Higher rates of gun crime linked to weaker gun laws, study says
31st October 2016 · 0 Comments
By Fritz Esker
Contributing Writer
The Center for American Progress (CAP) released a report this month establishing a link between Louisiana’s weak gun laws and its rate of gun violence, which is the worst in the United States.
The report, entitled “America Under Fire: An Analysis of Gun Violence in the United States and the Link to Weak Gun Laws,” said the 10 states with the weakest gun laws have a level of gun violence 3.2 times higher than the 10 states with the strongest gun laws.
From 2005 to 2014, Louisiana had the highest rate of gun-related deaths of any state (18.78 per 100,000 people). In the same time period, 1.6 times more people were killed with guns in Louisiana than the total number of soldiers killed in Iraq and Afghanistan combined. Louisiana ranked second for the rate of police officers killed with a firearm.
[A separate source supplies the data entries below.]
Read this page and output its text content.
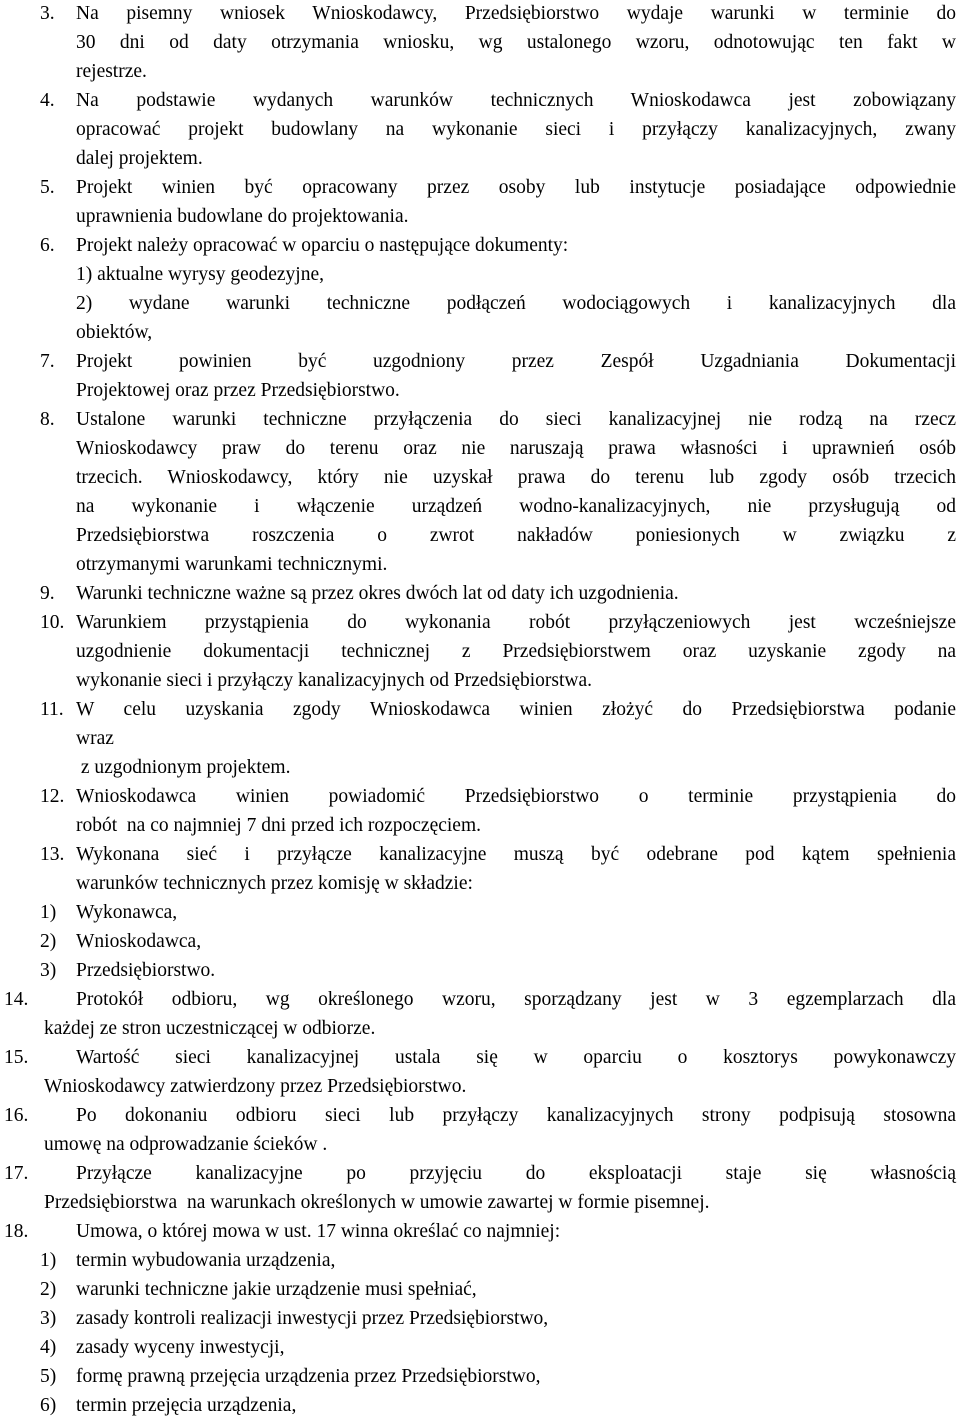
3. Na pisemny wniosek Wnioskodawcy, Przedsiębiorstwo wydaje warunki w terminie do
30 dni od daty otrzymania wniosku, wg ustalonego wzoru, odnotowując ten fakt w
rejestrze.
4. Na podstawie wydanych warunków technicznych Wnioskodawca jest zobowiązany
opracować projekt budowlany na wykonanie sieci i przyłączy kanalizacyjnych, zwany
dalej projektem.
5. Projekt winien być opracowany przez osoby lub instytucje posiadające odpowiednie
uprawnienia budowlane do projektowania.
6. Projekt należy opracować w oparciu o następujące dokumenty:
1) aktualne wyrysy geodezyjne,
2) wydane warunki techniczne podłączeń wodociągowych i kanalizacyjnych dla
obiektów,
7. Projekt powinien być uzgodniony przez Zespół Uzgadniania Dokumentacji
Projektowej oraz przez Przedsiębiorstwo.
8. Ustalone warunki techniczne przyłączenia do sieci kanalizacyjnej nie rodzą na rzecz
Wnioskodawcy praw do terenu oraz nie naruszają prawa własności i uprawnień osób
trzecich. Wnioskodawcy, który nie uzyskał prawa do terenu lub zgody osób trzecich
na wykonanie i włączenie urządzeń wodno-kanalizacyjnych, nie przysługują od
Przedsiębiorstwa roszczenia o zwrot nakładów poniesionych w związku z
otrzymanymi warunkami technicznymi.
9. Warunki techniczne ważne są przez okres dwóch lat od daty ich uzgodnienia.
10. Warunkiem przystąpienia do wykonania robót przyłączeniowych jest wcześniejsze
uzgodnienie dokumentacji technicznej z Przedsiębiorstwem oraz uzyskanie zgody na
wykonanie sieci i przyłączy kanalizacyjnych od Przedsiębiorstwa.
11. W celu uzyskania zgody Wnioskodawca winien złożyć do Przedsiębiorstwa podanie
wraz
z uzgodnionym projektem.
12. Wnioskodawca winien powiadomić Przedsiębiorstwo o terminie przystąpienia do
robót  na co najmniej 7 dni przed ich rozpoczęciem.
13. Wykonana sieć i przyłącze kanalizacyjne muszą być odebrane pod kątem spełnienia
warunków technicznych przez komisję w składzie:
1) Wykonawca,
2) Wnioskodawca,
3) Przedsiębiorstwo.
14. Protokół odbioru, wg określonego wzoru, sporządzany jest w 3 egzemplarzach dla
każdej ze stron uczestniczącej w odbiorze.
15. Wartość sieci kanalizacyjnej ustala się w oparciu o kosztorys powykonawczy
Wnioskodawcy zatwierdzony przez Przedsiębiorstwo.
16. Po dokonaniu odbioru sieci lub przyłączy kanalizacyjnych strony podpisują stosowna
umowę na odprowadzanie ścieków .
17. Przyłącze kanalizacyjne po przyjęciu do eksploatacji staje się własnością
Przedsiębiorstwa  na warunkach określonych w umowie zawartej w formie pisemnej.
18. Umowa, o której mowa w ust. 17 winna określać co najmniej:
1) termin wybudowania urządzenia,
2) warunki techniczne jakie urządzenie musi spełniać,
3) zasady kontroli realizacji inwestycji przez Przedsiębiorstwo,
4) zasady wyceny inwestycji,
5) formę prawną przejęcia urządzenia przez Przedsiębiorstwo,
6) termin przejęcia urządzenia,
“American lives have been lost because legislators have been unwilling to stand up to the gun lobby and its corporate interests,” said Victoria Coy, executive director of the Louisiana Violence Reduction Coalition.
Gun violence disproportionately affects people of color, according to the report. While African Americans only make up 33 percent of Louisiana’s population, they account for 80 percent of the state’s gun-related homicide victims.
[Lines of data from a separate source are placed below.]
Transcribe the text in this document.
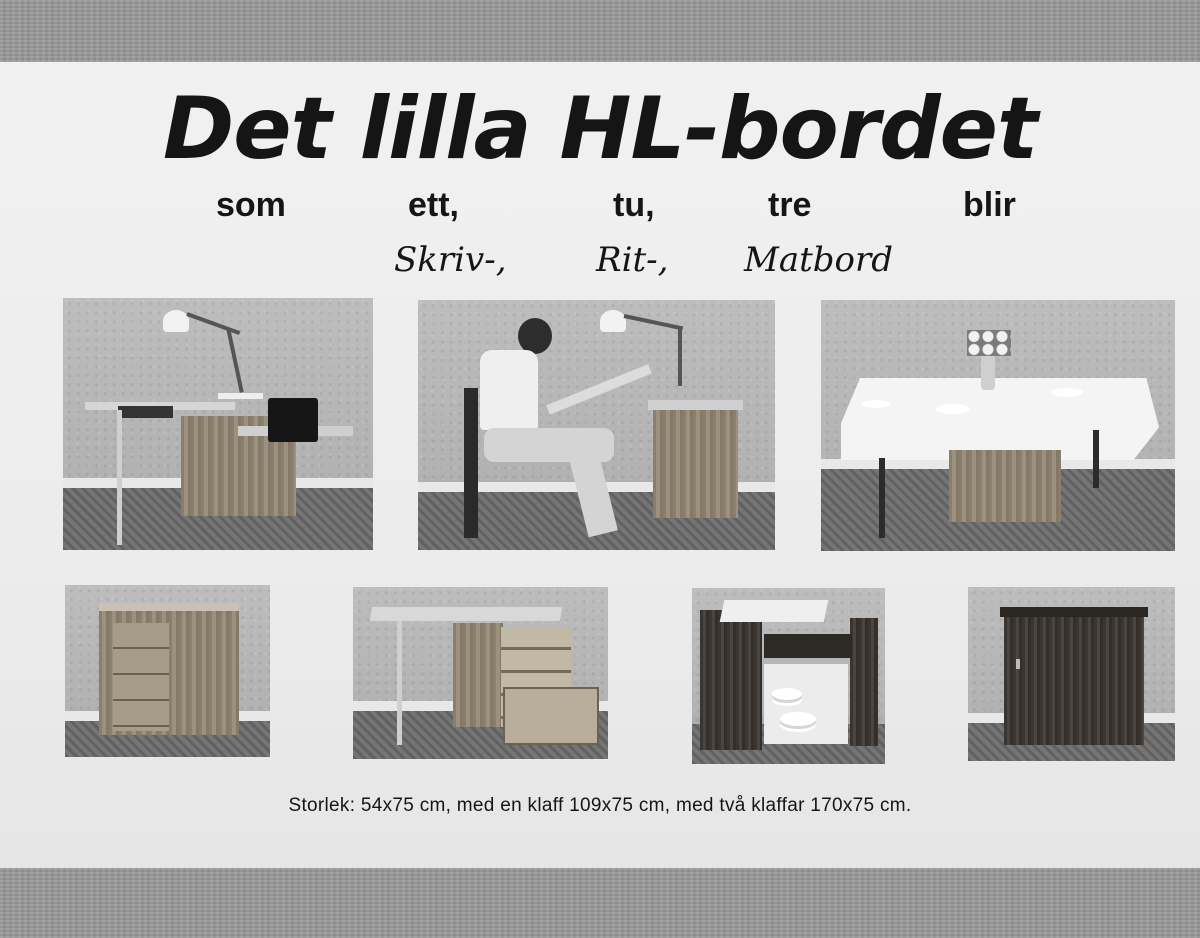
Det lilla HL-bordet
som	ett,	tu,	tre	blir
Skriv-,	Rit-, Matbord

Storlek: 54x75 cm, med en klaff 109x75 cm, med två klaffar 170x75 cm.
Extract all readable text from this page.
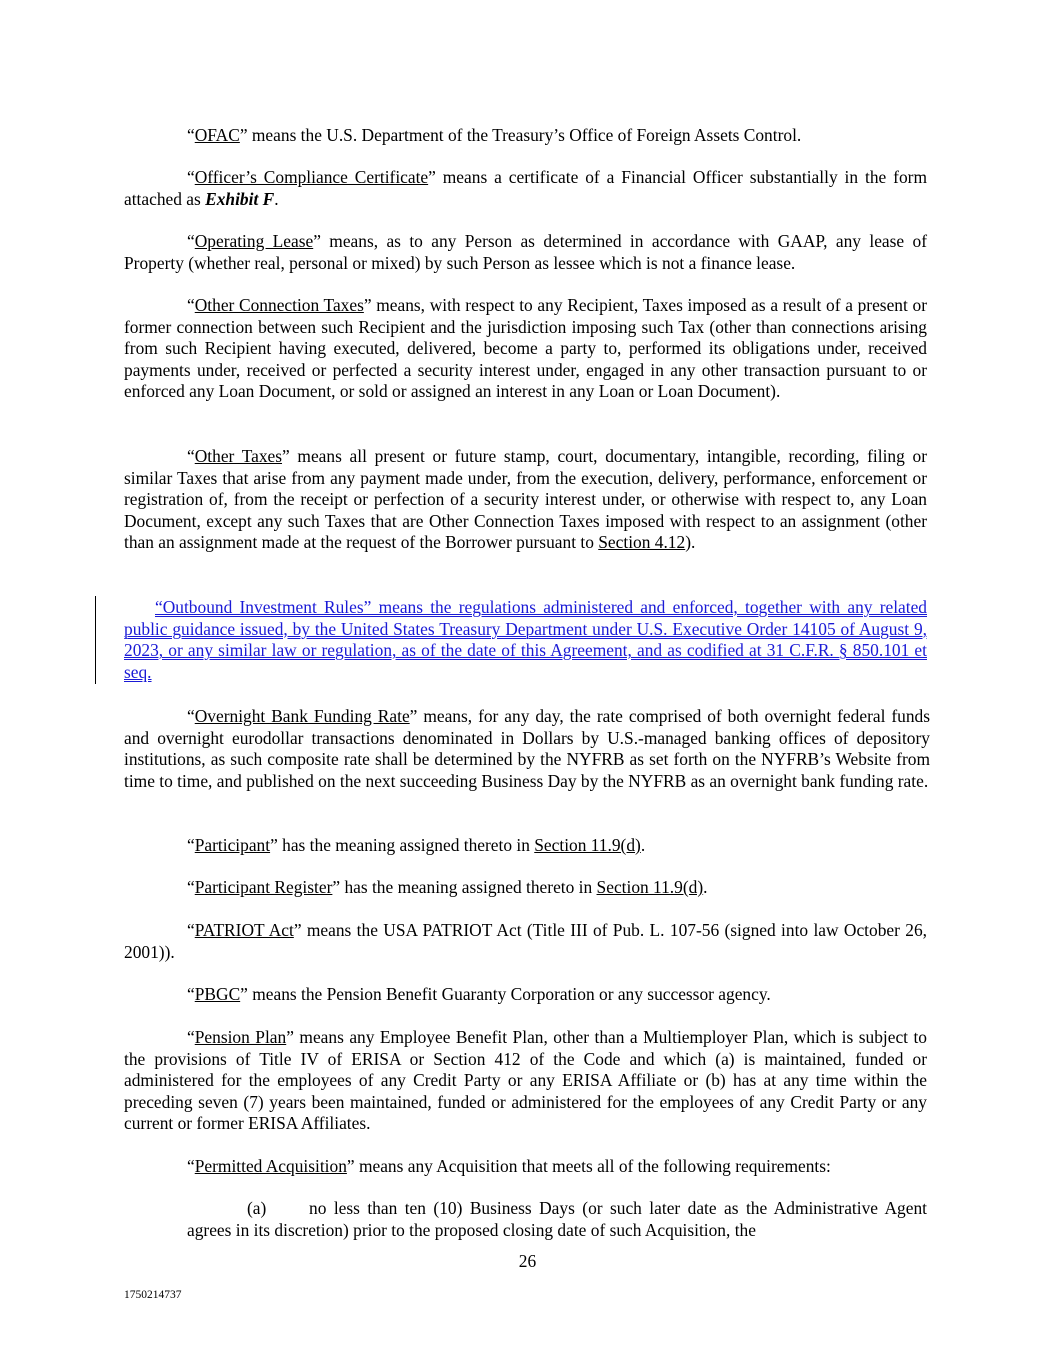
“OFAC” means the U.S. Department of the Treasury’s Office of Foreign Assets Control.

“Officer’s Compliance Certificate” means a certificate of a Financial Officer substantially in the form attached as Exhibit F.

“Operating Lease” means, as to any Person as determined in accordance with GAAP, any lease of Property (whether real, personal or mixed) by such Person as lessee which is not a finance lease.

“Other Connection Taxes” means, with respect to any Recipient, Taxes imposed as a result of a present or former connection between such Recipient and the jurisdiction imposing such Tax (other than connections arising from such Recipient having executed, delivered, become a party to, performed its obligations under, received payments under, received or perfected a security interest under, engaged in any other transaction pursuant to or enforced any Loan Document, or sold or assigned an interest in any Loan or Loan Document).

“Other Taxes” means all present or future stamp, court, documentary, intangible, recording, filing or similar Taxes that arise from any payment made under, from the execution, delivery, performance, enforcement or registration of, from the receipt or perfection of a security interest under, or otherwise with respect to, any Loan Document, except any such Taxes that are Other Connection Taxes imposed with respect to an assignment (other than an assignment made at the request of the Borrower pursuant to Section 4.12).

“Outbound Investment Rules” means the regulations administered and enforced, together with any related public guidance issued, by the United States Treasury Department under U.S. Executive Order 14105 of August 9, 2023, or any similar law or regulation, as of the date of this Agreement, and as codified at 31 C.F.R. § 850.101 et seq.

“Overnight Bank Funding Rate” means, for any day, the rate comprised of both overnight federal funds and overnight eurodollar transactions denominated in Dollars by U.S.-managed banking offices of depository institutions, as such composite rate shall be determined by the NYFRB as set forth on the NYFRB’s Website from time to time, and published on the next succeeding Business Day by the NYFRB as an overnight bank funding rate.

“Participant” has the meaning assigned thereto in Section 11.9(d).

“Participant Register” has the meaning assigned thereto in Section 11.9(d).

“PATRIOT Act” means the USA PATRIOT Act (Title III of Pub. L. 107-56 (signed into law October 26, 2001)).

“PBGC” means the Pension Benefit Guaranty Corporation or any successor agency.

“Pension Plan” means any Employee Benefit Plan, other than a Multiemployer Plan, which is subject to the provisions of Title IV of ERISA or Section 412 of the Code and which (a) is maintained, funded or administered for the employees of any Credit Party or any ERISA Affiliate or (b) has at any time within the preceding seven (7) years been maintained, funded or administered for the employees of any Credit Party or any current or former ERISA Affiliates.

“Permitted Acquisition” means any Acquisition that meets all of the following requirements:

(a) no less than ten (10) Business Days (or such later date as the Administrative Agent agrees in its discretion) prior to the proposed closing date of such Acquisition, the

26
1750214737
“There is an unquestionable link between the strength of Louisiana’s gun laws and the rates of gun violence in the state,” said Chelsea Parsons, vice president for guns and crime policy at the Center, in a press release. “Lawmakers in Louisiana should strongly consider strengthening gun laws in order to reduce gun deaths and make all of Louisiana’s communities safer.”
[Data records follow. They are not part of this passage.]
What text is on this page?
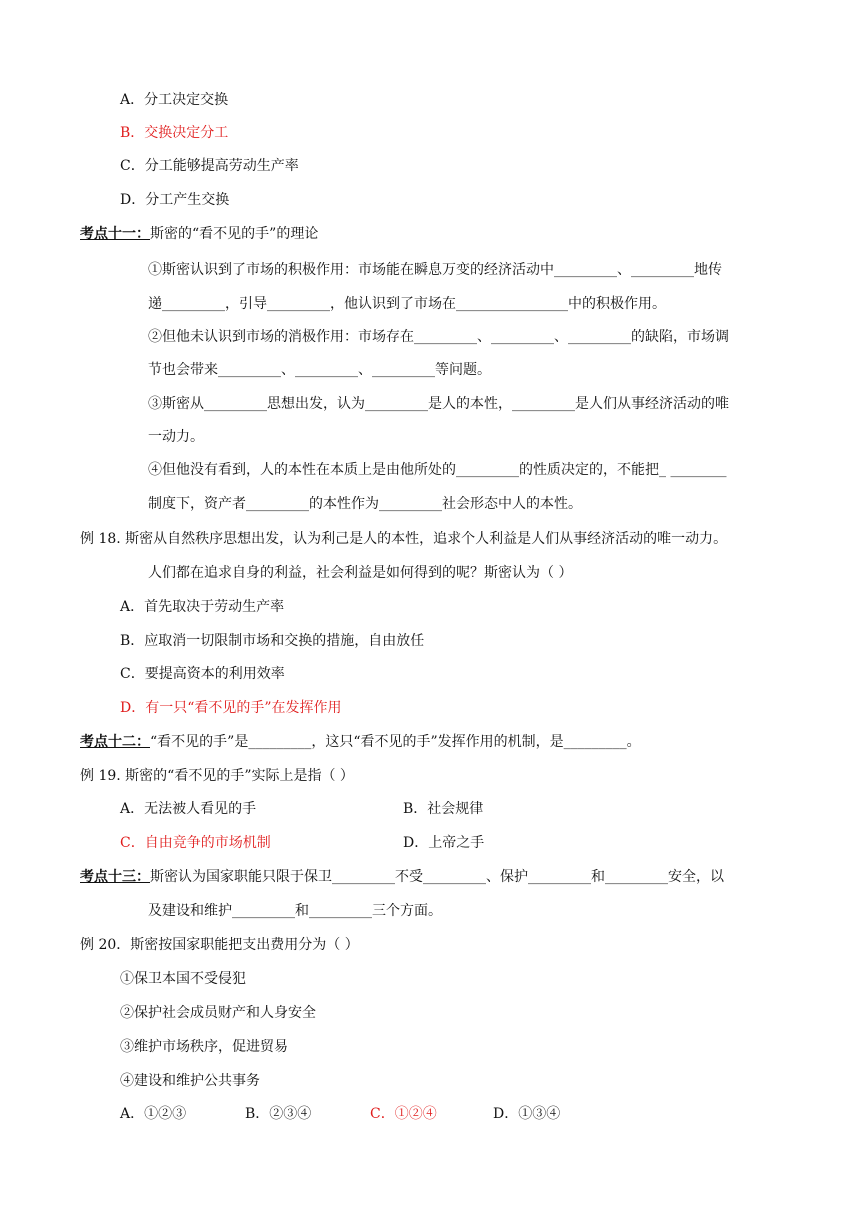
A．分工决定交换
B．交换决定分工
C．分工能够提高劳动生产率
D．分工产生交换
考点十一：斯密的“看不见的手”的理论
①斯密认识到了市场的积极作用：市场能在瞬息万变的经济活动中_________、_________地传
递_________，引导_________，他认识到了市场在________________中的积极作用。
②但他未认识到市场的消极作用：市场存在_________、_________、_________的缺陷，市场调
节也会带来_________、_________、_________等问题。
③斯密从_________思想出发，认为_________是人的本性，_________是人们从事经济活动的唯
一动力。
④但他没有看到，人的本性在本质上是由他所处的_________的性质决定的，不能把_ ________
制度下，资产者_________的本性作为_________社会形态中人的本性。
例 18. 斯密从自然秩序思想出发，认为利己是人的本性，追求个人利益是人们从事经济活动的唯一动力。
人们都在追求自身的利益，社会利益是如何得到的呢？斯密认为（ ）
A．首先取决于劳动生产率
B．应取消一切限制市场和交换的措施，自由放任
C．要提高资本的利用效率
D．有一只“看不见的手”在发挥作用
考点十二：“看不见的手”是_________，这只“看不见的手”发挥作用的机制，是_________。
例 19. 斯密的“看不见的手”实际上是指（ ）
A．无法被人看见的手	B．社会规律
C．自由竞争的市场机制	D．上帝之手
考点十三：斯密认为国家职能只限于保卫_________不受_________、保护_________和_________安全，以
及建设和维护_________和_________三个方面。
例 20．斯密按国家职能把支出费用分为（ ）
①保卫本国不受侵犯
②保护社会成员财产和人身安全
③维护市场秩序，促进贸易
④建设和维护公共事务
A．①②③	B．②③④	C．①②④	D．①③④
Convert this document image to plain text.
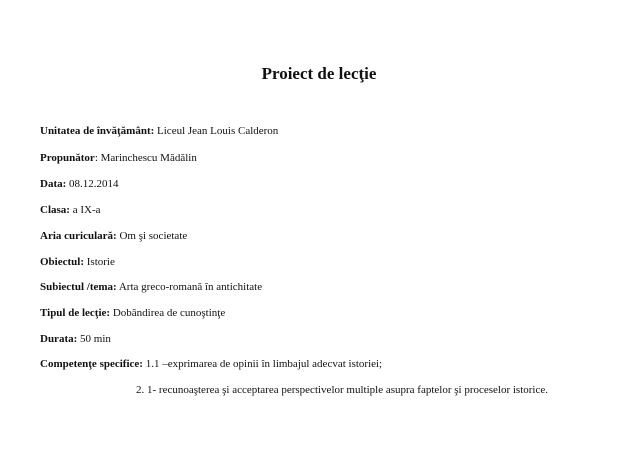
Proiect de lecţie
Unitatea de învăţământ: Liceul Jean Louis Calderon
Propunător: Marinchescu Mădălin
Data: 08.12.2014
Clasa: a IX-a
Aria curiculară: Om şi societate
Obiectul: Istorie
Subiectul /tema: Arta greco-romană în antichitate
Tipul de lecţie: Dobândirea de cunoştinţe
Durata: 50 min
Competenţe specifice: 1.1 –exprimarea de opinii în limbajul adecvat istoriei;
2. 1- recunoaşterea şi acceptarea perspectivelor multiple asupra faptelor şi proceselor istorice.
The report, authored by Chelsea Parsons and Eugenio Weigend Vargas, acknowledges that many factors contribute to violence in a community, including poverty, unemployment, lack of educational opportunities, and a breakdown in police-community relationships. But the report states, “There is a robust and growing body of research that demonstrates an undeniable correlation between certain strong gun laws and lower rates of gun violence.”
The National Rifle Association disputed the study’s conclusion.
“The most important thing to note in the study is that it says – in its first paragraph – that many factors affect crime…but then the study goes on to take none of those factors into account and instead makes the case that gun control laws alone directly affect crime rates,” said Amy Hunter, a media liaison with the NRA. “These kinds of studies are bad science, and they’re a sham.”
Hunter added that the Federal Bureau of Investigation does not view weaker gun control laws as a cause of crime.
Suggestions for gun control measures offered in the report include closing the private sale loophole, requiring background checks for all gun sales, prohibiting domestic abusers and stalkers from owning guns, and banning or strictly regulating assault weapons and high-capacity magazines.
Kim Sport, the public policy chairman of the United Way of Southeast Louisiana, said stronger laws can help prevent gun deaths of women at the hands of their intimate partners. From 2005 to 2014, Louisiana ranked second-worst in the nation for gun-related murders of women by their intimate partners (6.93 per one million women).
“If our legislature would listen to law-abiding gun owners, they would find overwhelming support to ensure the safety of its citizens, particularly women, children and police officers in Louisiana,” Sport said in a press release.
The study does not include statistics after Louisiana’s 2014 enactment of a law denying firearms to domestic abusers under a protective order and to those convicted of domestic abuse for 10 years after their conviction.
State Representative Helena Moreno and State Senator J.P. Morrell feel more needs to be done. The 2014 law does nothing to keep guns out of the hands of stalkers. It doesn’t prohibit men who abuse their girlfriends from owning guns, provided they do not live together.
“We really need to do more on the issue to make sure guns don’t fall into the hands of the wrong people, while protecting the rights of law-abiding gun owners,” Moreno said.
Morrell said it is difficult to get gun advocates to concede even an inch on increased gun control of any kind. He said other lawmakers have privately admitted that some proposed gun control measures would make sense, but that they’re afraid of the backlash. “It’s impossible to have a logical conversation about gun control in this state,” Morrell said.
Coy, however, continues to advocate for stronger policy around gun ownership including more comprehensive background checks for firearm purchases in Louisiana.
“Eighteen states and the District of Columbia have passed comprehensive background checks and we expect that number to grow soon,” Coy said. “This is no longer the political third rail it once was.”